Sul blog di Beppe Grillo è stato caricato un filmato della CBS (quello di Obama da David Letterman) che era protetto da diritto di autore.
La CBS ha protestato e YouTube l’ha cancellato e non essendo la prima violazione ha disattivato anche l’utente.
Di conseguenza tutti i video pubblicati sul blog di Beppe Grillo con l’utente StaffGrillo sono stati rimossi.

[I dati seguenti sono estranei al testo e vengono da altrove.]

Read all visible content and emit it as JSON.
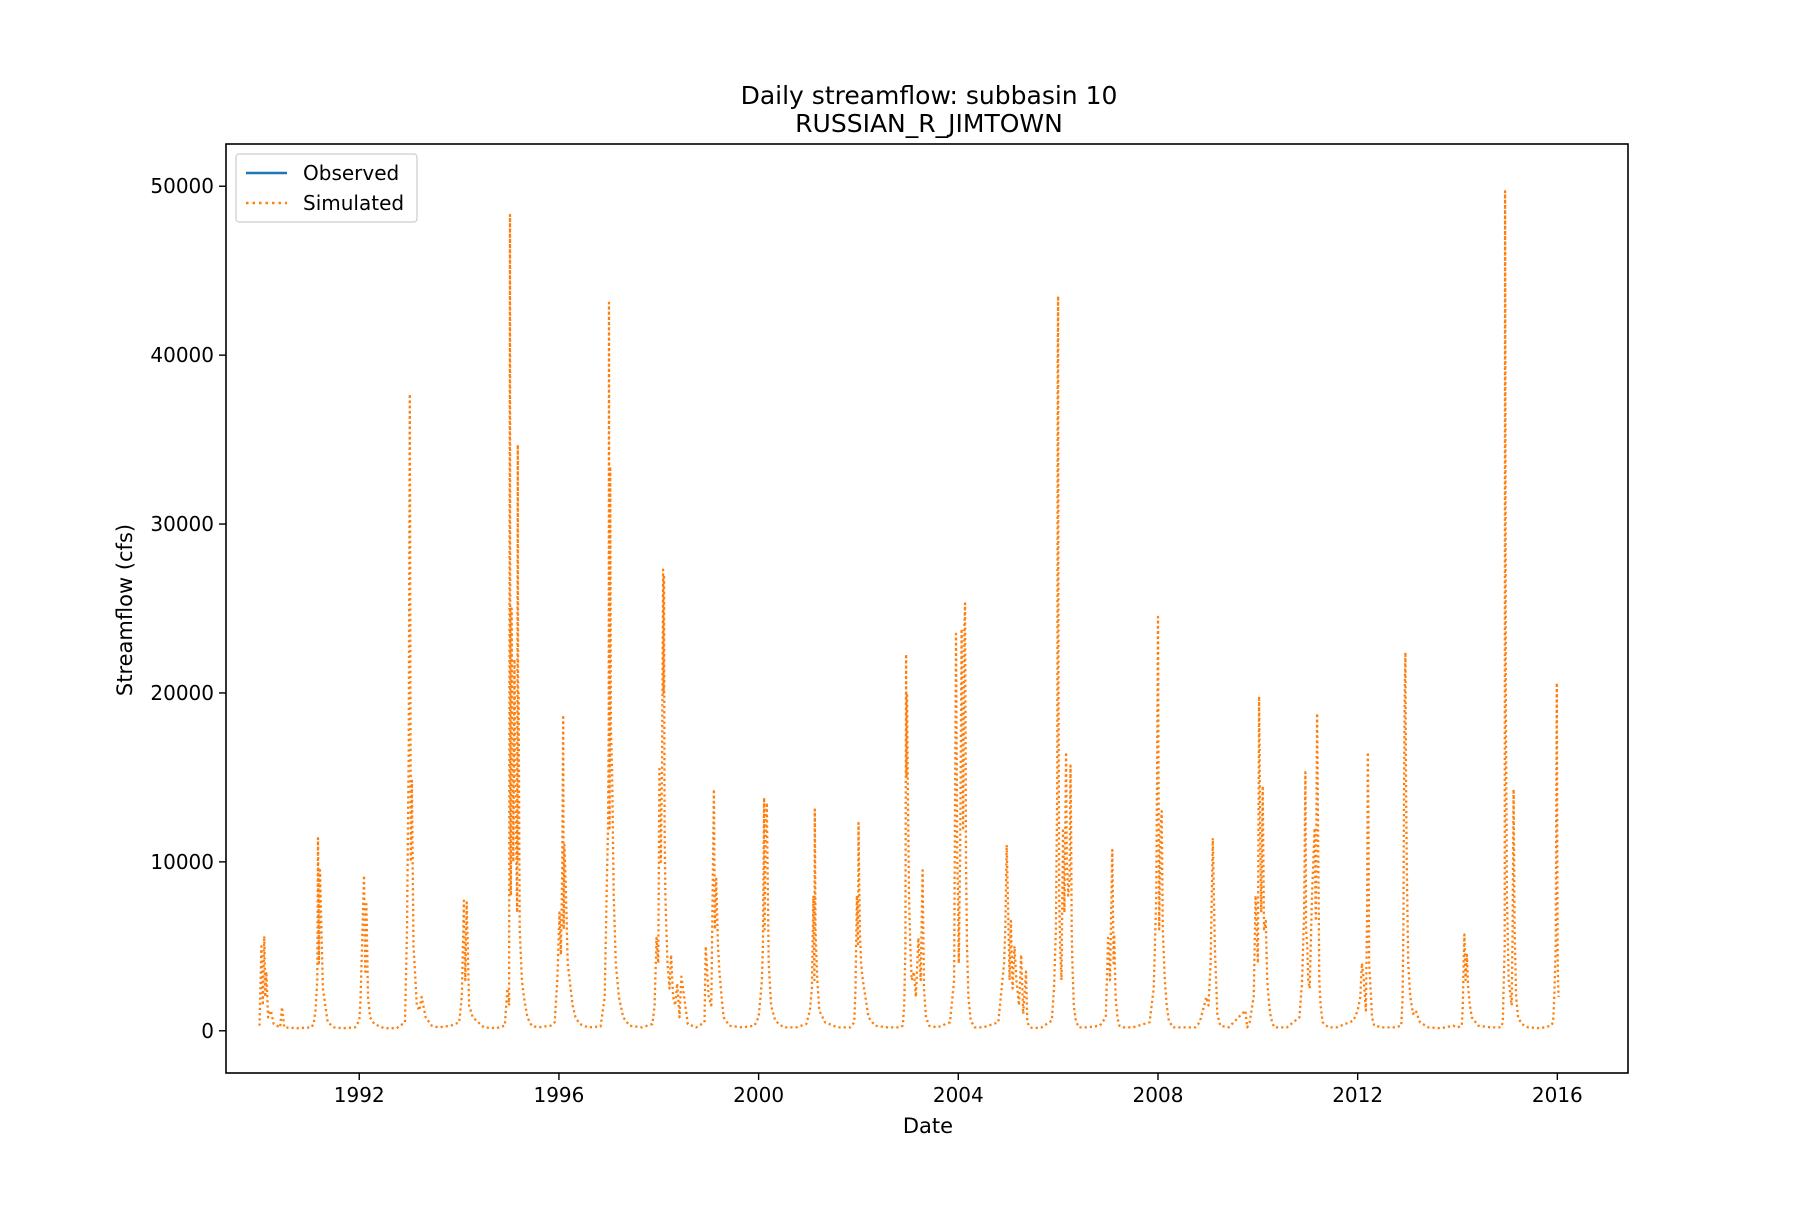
{
  "chart_data": {
    "type": "line",
    "title": "Daily streamflow: subbasin 10",
    "subtitle": "RUSSIAN_R_JIMTOWN",
    "xlabel": "Date",
    "ylabel": "Streamflow (cfs)",
    "xlim": [
      "1989-05-01",
      "2017-06-01"
    ],
    "ylim": [
      -2500,
      52500
    ],
    "x_ticks": [
      "1992",
      "1996",
      "2000",
      "2004",
      "2008",
      "2012",
      "2016"
    ],
    "y_ticks": [
      "0",
      "10000",
      "20000",
      "30000",
      "40000",
      "50000"
    ],
    "grid": false,
    "legend": "top-left",
    "colors": {
      "observed": "#1f77b4",
      "simulated": "#ff7f0e"
    },
    "series": [
      {
        "name": "Observed",
        "style": "solid",
        "color": "#1f77b4",
        "x": [],
        "y": []
      },
      {
        "name": "Simulated",
        "style": "dotted",
        "color": "#ff7f0e",
        "x": [
          "1990-01-01",
          "1990-01-15",
          "1990-01-25",
          "1990-02-05",
          "1990-02-12",
          "1990-02-20",
          "1990-03-05",
          "1990-03-25",
          "1990-04-15",
          "1990-06-01",
          "1990-06-15",
          "1990-07-01",
          "1990-10-01",
          "1991-01-15",
          "1991-02-01",
          "1991-02-15",
          "1991-02-28",
          "1991-03-05",
          "1991-03-12",
          "1991-03-20",
          "1991-04-10",
          "1991-05-15",
          "1991-07-01",
          "1991-09-01",
          "1991-12-01",
          "1992-01-01",
          "1992-01-10",
          "1992-02-05",
          "1992-02-14",
          "1992-02-22",
          "1992-03-05",
          "1992-03-20",
          "1992-04-20",
          "1992-07-01",
          "1992-10-01",
          "1992-12-01",
          "1992-12-15",
          "1992-12-28",
          "1993-01-05",
          "1993-01-12",
          "1993-01-20",
          "1993-02-01",
          "1993-02-12",
          "1993-02-25",
          "1993-03-15",
          "1993-04-01",
          "1993-05-01",
          "1993-06-15",
          "1993-08-01",
          "1993-11-01",
          "1994-01-01",
          "1994-01-20",
          "1994-02-05",
          "1994-02-15",
          "1994-02-25",
          "1994-03-15",
          "1994-04-10",
          "1994-07-01",
          "1994-10-01",
          "1994-12-01",
          "1994-12-20",
          "1995-01-01",
          "1995-01-05",
          "1995-01-08",
          "1995-01-10",
          "1995-01-14",
          "1995-01-20",
          "1995-02-01",
          "1995-02-10",
          "1995-02-20",
          "1995-03-01",
          "1995-03-06",
          "1995-03-10",
          "1995-03-12",
          "1995-03-20",
          "1995-04-05",
          "1995-04-20",
          "1995-05-15",
          "1995-06-15",
          "1995-08-01",
          "1995-11-01",
          "1995-12-01",
          "1995-12-20",
          "1996-01-05",
          "1996-01-15",
          "1996-01-25",
          "1996-02-01",
          "1996-02-05",
          "1996-02-10",
          "1996-02-20",
          "1996-03-05",
          "1996-03-20",
          "1996-04-10",
          "1996-05-01",
          "1996-06-01",
          "1996-08-01",
          "1996-11-01",
          "1996-12-01",
          "1996-12-15",
          "1996-12-25",
          "1996-12-30",
          "1997-01-01",
          "1997-01-03",
          "1997-01-06",
          "1997-01-10",
          "1997-01-15",
          "1997-01-25",
          "1997-02-05",
          "1997-02-20",
          "1997-03-15",
          "1997-04-15",
          "1997-06-01",
          "1997-09-01",
          "1997-11-15",
          "1997-12-01",
          "1997-12-15",
          "1997-12-28",
          "1998-01-05",
          "1998-01-15",
          "1998-01-25",
          "1998-02-01",
          "1998-02-05",
          "1998-02-08",
          "1998-02-12",
          "1998-02-18",
          "1998-02-25",
          "1998-03-05",
          "1998-03-20",
          "1998-04-01",
          "1998-04-15",
          "1998-05-01",
          "1998-05-15",
          "1998-06-01",
          "1998-06-15",
          "1998-08-01",
          "1998-10-01",
          "1998-12-01",
          "1998-12-10",
          "1999-01-01",
          "1999-01-20",
          "1999-02-01",
          "1999-02-08",
          "1999-02-15",
          "1999-02-25",
          "1999-03-10",
          "1999-03-20",
          "1999-04-05",
          "1999-04-20",
          "1999-06-01",
          "1999-09-01",
          "1999-12-01",
          "2000-01-01",
          "2000-01-15",
          "2000-01-25",
          "2000-02-01",
          "2000-02-10",
          "2000-02-14",
          "2000-02-20",
          "2000-03-01",
          "2000-03-15",
          "2000-04-01",
          "2000-05-01",
          "2000-07-01",
          "2000-10-01",
          "2000-12-15",
          "2001-01-10",
          "2001-01-25",
          "2001-02-05",
          "2001-02-12",
          "2001-02-15",
          "2001-02-20",
          "2001-03-05",
          "2001-03-20",
          "2001-05-01",
          "2001-08-01",
          "2001-11-01",
          "2001-12-01",
          "2001-12-10",
          "2001-12-20",
          "2001-12-28",
          "2002-01-01",
          "2002-01-10",
          "2002-01-20",
          "2002-02-01",
          "2002-02-20",
          "2002-03-15",
          "2002-05-01",
          "2002-08-01",
          "2002-11-01",
          "2002-11-20",
          "2002-12-01",
          "2002-12-10",
          "2002-12-15",
          "2002-12-18",
          "2002-12-22",
          "2002-12-28",
          "2003-01-05",
          "2003-01-15",
          "2003-01-25",
          "2003-02-10",
          "2003-02-25",
          "2003-03-15",
          "2003-04-01",
          "2003-04-15",
          "2003-04-25",
          "2003-05-10",
          "2003-06-01",
          "2003-08-01",
          "2003-11-01",
          "2003-12-01",
          "2003-12-15",
          "2003-12-25",
          "2003-12-30",
          "2004-01-05",
          "2004-01-15",
          "2004-01-25",
          "2004-02-05",
          "2004-02-15",
          "2004-02-20",
          "2004-02-26",
          "2004-03-05",
          "2004-03-15",
          "2004-04-01",
          "2004-05-01",
          "2004-07-01",
          "2004-10-20",
          "2004-12-01",
          "2004-12-10",
          "2004-12-20",
          "2004-12-31",
          "2005-01-10",
          "2005-01-20",
          "2005-02-01",
          "2005-02-15",
          "2005-03-01",
          "2005-03-20",
          "2005-04-05",
          "2005-04-20",
          "2005-05-10",
          "2005-05-20",
          "2005-06-10",
          "2005-07-01",
          "2005-09-01",
          "2005-11-15",
          "2005-12-01",
          "2005-12-15",
          "2005-12-25",
          "2005-12-28",
          "2005-12-31",
          "2006-01-03",
          "2006-01-08",
          "2006-01-15",
          "2006-01-25",
          "2006-02-05",
          "2006-02-15",
          "2006-02-28",
          "2006-03-05",
          "2006-03-15",
          "2006-03-25",
          "2006-04-01",
          "2006-04-05",
          "2006-04-10",
          "2006-04-15",
          "2006-04-25",
          "2006-05-10",
          "2006-06-01",
          "2006-08-01",
          "2006-11-01",
          "2006-12-15",
          "2007-01-01",
          "2007-01-15",
          "2007-02-01",
          "2007-02-10",
          "2007-02-15",
          "2007-02-25",
          "2007-03-10",
          "2007-03-25",
          "2007-04-20",
          "2007-07-01",
          "2007-11-01",
          "2007-12-01",
          "2007-12-20",
          "2008-01-01",
          "2008-01-05",
          "2008-01-10",
          "2008-01-20",
          "2008-01-28",
          "2008-02-05",
          "2008-02-20",
          "2008-03-05",
          "2008-03-20",
          "2008-04-20",
          "2008-07-01",
          "2008-10-01",
          "2008-11-01",
          "2008-12-20",
          "2009-01-05",
          "2009-01-20",
          "2009-02-05",
          "2009-02-15",
          "2009-02-20",
          "2009-03-01",
          "2009-03-10",
          "2009-04-01",
          "2009-06-01",
          "2009-10-01",
          "2009-10-15",
          "2009-11-01",
          "2009-12-01",
          "2009-12-15",
          "2010-01-01",
          "2010-01-10",
          "2010-01-20",
          "2010-01-25",
          "2010-02-05",
          "2010-02-15",
          "2010-02-28",
          "2010-03-10",
          "2010-03-20",
          "2010-04-01",
          "2010-04-15",
          "2010-05-01",
          "2010-06-01",
          "2010-08-01",
          "2010-11-01",
          "2010-11-20",
          "2010-12-05",
          "2010-12-15",
          "2010-12-20",
          "2010-12-28",
          "2011-01-05",
          "2011-01-15",
          "2011-02-01",
          "2011-02-20",
          "2011-03-01",
          "2011-03-10",
          "2011-03-18",
          "2011-03-26",
          "2011-04-05",
          "2011-04-20",
          "2011-06-01",
          "2011-08-01",
          "2011-11-01",
          "2011-12-01",
          "2012-01-01",
          "2012-01-20",
          "2012-02-01",
          "2012-02-15",
          "2012-03-01",
          "2012-03-10",
          "2012-03-15",
          "2012-03-20",
          "2012-03-25",
          "2012-04-05",
          "2012-04-15",
          "2012-05-01",
          "2012-07-01",
          "2012-10-01",
          "2012-11-15",
          "2012-11-25",
          "2012-12-01",
          "2012-12-05",
          "2012-12-10",
          "2012-12-15",
          "2012-12-20",
          "2012-12-25",
          "2013-01-05",
          "2013-01-20",
          "2013-02-10",
          "2013-03-01",
          "2013-04-01",
          "2013-06-01",
          "2013-09-01",
          "2013-12-01",
          "2014-01-01",
          "2014-02-01",
          "2014-02-08",
          "2014-02-14",
          "2014-02-20",
          "2014-02-28",
          "2014-03-10",
          "2014-03-20",
          "2014-04-01",
          "2014-04-15",
          "2014-06-01",
          "2014-09-01",
          "2014-11-15",
          "2014-11-28",
          "2014-12-05",
          "2014-12-12",
          "2014-12-15",
          "2014-12-20",
          "2014-12-28",
          "2015-01-10",
          "2015-02-01",
          "2015-02-08",
          "2015-02-15",
          "2015-02-22",
          "2015-03-05",
          "2015-03-20",
          "2015-04-15",
          "2015-06-01",
          "2015-09-01",
          "2015-11-15",
          "2015-12-01",
          "2015-12-10",
          "2015-12-20",
          "2015-12-28",
          "2016-01-01",
          "2016-01-03",
          "2016-01-06",
          "2016-01-10"
        ],
        "y": [
          300,
          5000,
          1500,
          5600,
          2000,
          3500,
          800,
          1200,
          400,
          200,
          1400,
          200,
          150,
          200,
          400,
          1200,
          3000,
          11400,
          4000,
          9500,
          2500,
          500,
          200,
          150,
          200,
          600,
          1800,
          9200,
          3500,
          7500,
          2000,
          800,
          400,
          150,
          150,
          500,
          6000,
          16500,
          37700,
          10000,
          14800,
          5000,
          3500,
          1500,
          1200,
          2000,
          800,
          300,
          200,
          300,
          500,
          2000,
          7700,
          3000,
          7600,
          1500,
          800,
          200,
          150,
          300,
          2500,
          1500,
          29000,
          48300,
          15000,
          8000,
          25000,
          10000,
          22000,
          12000,
          7000,
          34700,
          10000,
          20000,
          6000,
          3000,
          2000,
          800,
          300,
          200,
          300,
          500,
          3000,
          7000,
          4500,
          9500,
          18700,
          6000,
          11000,
          8500,
          4000,
          3000,
          1500,
          800,
          400,
          200,
          250,
          2000,
          8000,
          12000,
          18000,
          43100,
          25000,
          12000,
          33400,
          18000,
          15000,
          8000,
          4000,
          2000,
          800,
          300,
          200,
          400,
          1500,
          5500,
          4000,
          15500,
          10000,
          16000,
          27300,
          20000,
          27000,
          12000,
          8000,
          6000,
          4000,
          2500,
          4500,
          2000,
          1500,
          2800,
          800,
          3200,
          400,
          200,
          500,
          5000,
          2000,
          1500,
          10000,
          14300,
          6000,
          9000,
          5000,
          3500,
          2000,
          800,
          300,
          200,
          300,
          800,
          2000,
          3000,
          5000,
          13800,
          6000,
          11000,
          13500,
          4000,
          1500,
          600,
          200,
          200,
          400,
          1200,
          2500,
          8000,
          3000,
          13100,
          6000,
          3000,
          1200,
          500,
          200,
          200,
          500,
          2500,
          8000,
          5000,
          12300,
          6000,
          4000,
          3000,
          2000,
          800,
          300,
          200,
          200,
          300,
          1500,
          5000,
          22300,
          15000,
          20000,
          14000,
          8000,
          5000,
          3000,
          3500,
          2000,
          5500,
          3000,
          9500,
          2500,
          800,
          300,
          200,
          500,
          3000,
          23500,
          10000,
          8000,
          4000,
          11000,
          23800,
          12000,
          24000,
          25300,
          10000,
          5000,
          2000,
          600,
          200,
          200,
          500,
          4000,
          6000,
          11000,
          7000,
          3000,
          6500,
          2500,
          5000,
          3000,
          1500,
          4500,
          1000,
          3500,
          500,
          200,
          150,
          200,
          600,
          2500,
          6000,
          15000,
          40000,
          43500,
          20000,
          8000,
          5000,
          3000,
          12000,
          7000,
          16500,
          10000,
          8000,
          9000,
          15700,
          12000,
          6000,
          4000,
          1500,
          600,
          200,
          200,
          300,
          800,
          5500,
          3000,
          10700,
          4000,
          5700,
          2000,
          800,
          300,
          200,
          200,
          500,
          2500,
          8000,
          24500,
          15000,
          6000,
          12000,
          13000,
          6000,
          3000,
          1500,
          600,
          200,
          200,
          200,
          500,
          2000,
          1500,
          4000,
          11400,
          7000,
          5000,
          3000,
          1000,
          300,
          200,
          1200,
          200,
          500,
          2000,
          8000,
          4000,
          19800,
          10000,
          7000,
          14500,
          6000,
          6500,
          3000,
          2000,
          1000,
          500,
          200,
          200,
          200,
          800,
          2800,
          7000,
          15300,
          6000,
          5000,
          3000,
          2500,
          8000,
          12000,
          6500,
          18800,
          11000,
          3000,
          1500,
          500,
          200,
          200,
          500,
          600,
          1200,
          2000,
          4000,
          3000,
          1200,
          7000,
          16500,
          12000,
          4000,
          2500,
          800,
          300,
          200,
          200,
          300,
          2000,
          6000,
          14000,
          20000,
          22400,
          15000,
          10000,
          4000,
          2000,
          1000,
          1200,
          500,
          200,
          150,
          300,
          200,
          300,
          1500,
          4000,
          5700,
          3000,
          4500,
          2500,
          1500,
          800,
          300,
          200,
          200,
          500,
          3000,
          5000,
          49700,
          20000,
          8000,
          3000,
          1500,
          6000,
          14300,
          6000,
          2000,
          800,
          400,
          200,
          150,
          300,
          500,
          2000,
          5000,
          20600,
          10000,
          5000,
          3000,
          2000
        ]
      }
    ]
  }
}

Beppe Grillo l’ha presa male, ma in realtà dovrebbe prendersela con quelli di Casaleggio Associati che gestiscono il suo blog.
Il materiale coperto da diritto di autore non può essere pubblicato su YouTube, meno che mai se poi i tuoi video li vedono in migliaia di utenti.
Le leggi sono uguali per tutti.

Insomma, nessun attacco alla libertà di espressione.
Almeno in questo caso.

Luca

Oscuriamo YouTube

L’ignoranza porta a pensare cose pericolose.
Il Senatore Gianpiero D’Alia propone un emendamento che porterebbe l’Italia al livello, forse, della Birmania.
Per non farla troppo lunga, se ad esempio un imbecille mette su YouTube un video che inneggia alla mafia, si oscura direttamente YouTube.
Avete capito bene.

Un esempio ancora più bello.
Uno di voi mi minaccia in un commento su questo blog.
Io non cancello il commento, perché non sono permaloso.
Il mio blog può essere oscurato.

Questa è gente pericolosa.
Non sanno di cosa parlano.

Di seguito l’intervista telefonica fatta da Alessandro Gilioli al Senatore D’Alia.
L’audio purtroppo è terribile.

A. Gilioli: Lei è conscio del fatto che se in Italia si chiude YouTube e Facebook siamo peggio della Birmania?
D’Alia: Guardi, io non sono per chiudere né Facebook né YouTube: io sono perché Facebook e YouTube rispettino le vittime di mafia, del terrorismo e degli stupri.
A. Gilioli: E se non le rispettano?
D’Alia: Se non le rispettano non possono avere il rispetto dello Stato.
A. Gilioli: Quindi vanno chiusi.
D’Alia: E’ evidente.

Luca

La TV è lo specchio del paese

Nella causa che Mediaset vuole intentare contro Google per i filmati presenti su YouTube e su Google Video possiamo trovare l’esatta rappresentazione di quello che è il nostro paese: arretrato, avaro, pauroso ed incapace di guardare avanti.

Invece di cercare nuove opportunità nei nuovi canali tecnologici, ci si arrocca a difendere il fortino.

La televisione rimane forse la migliore rappresentazione di cosa sia diventato questo nostro paese.